Foreign investments in land increase tropical deforestation

Boris Nitzsche Abteilung Kommunikation, Marketing und Veranstaltungsmanagement
Humboldt-Universität zu Berlin

    New study shows that tropical forest loss is enhanced by large-scale land acquisitions

    Fertile agricultural land is becoming increasingly scarce and this has led to a rise in land acquisitions in the Global South in recent years. Such land deals imply that foreign countries and multinational investors broker long-term contracts to use the land for various purposes, such as agriculture or mining. Land deals can have positive outcomes, for example when new jobs are created for local communities, or technologies are transferred.

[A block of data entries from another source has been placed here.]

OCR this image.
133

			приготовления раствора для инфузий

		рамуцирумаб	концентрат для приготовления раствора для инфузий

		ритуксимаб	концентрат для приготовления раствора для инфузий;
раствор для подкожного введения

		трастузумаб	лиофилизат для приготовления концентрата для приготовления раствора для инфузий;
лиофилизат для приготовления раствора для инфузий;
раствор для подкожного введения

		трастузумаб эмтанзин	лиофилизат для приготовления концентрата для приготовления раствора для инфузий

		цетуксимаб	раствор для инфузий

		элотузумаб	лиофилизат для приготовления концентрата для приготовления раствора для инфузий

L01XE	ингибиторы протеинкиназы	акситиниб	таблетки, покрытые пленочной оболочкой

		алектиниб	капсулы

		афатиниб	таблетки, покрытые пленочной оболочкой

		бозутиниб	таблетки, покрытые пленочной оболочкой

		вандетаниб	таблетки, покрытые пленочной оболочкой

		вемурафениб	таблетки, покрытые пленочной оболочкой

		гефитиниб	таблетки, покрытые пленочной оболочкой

But there is also considerable concern that land deals do lead to higher pressure on the environment and have negative outcomes for local people.

    An international group of researchers led by the University of Delaware’s Kyle Davis and with participation of Humboldt-Universität zu Berlin’s (HU) Geography Department now has published a study in Nature Geoscience that analyzed how land investments relate to tropical deforestation. They found that many investments eventually lead to the conversion of tropical forests – at rates higher than could be expected without these land deals.

    “There’s been a rapid increase in land investments in recent decades due to growing global demands for food, fuel, and fiber” Tobias Kuemmerle, professor for Biogeography at HU and co-author of the study explains. “The study shows that these large-scale land acquisitions preferentially target areas where there is still tropical forest – and that particularly those land acquisitions aimed at establishing tree crops and tree plantations, such as for producing rubber and palm oil, lead to deforestation of these forests.”

    The researchers used a large georeferenced database of more than 82,000 land deals—covering 15 countries in Latin American, sub-Saharan Africa and Southeast Asia—with global data on annual forest cover and loss between 2000 and 2018. “These unique datasets provided us with information on the exact area, boundary, and intended use of each deal. This allowed us to understand whether large-scale land investments are associated with increased rates of forest loss,” said Davis, assistant professor at the University of Delaware’s Department of Geography and Spatial Sciences highlights.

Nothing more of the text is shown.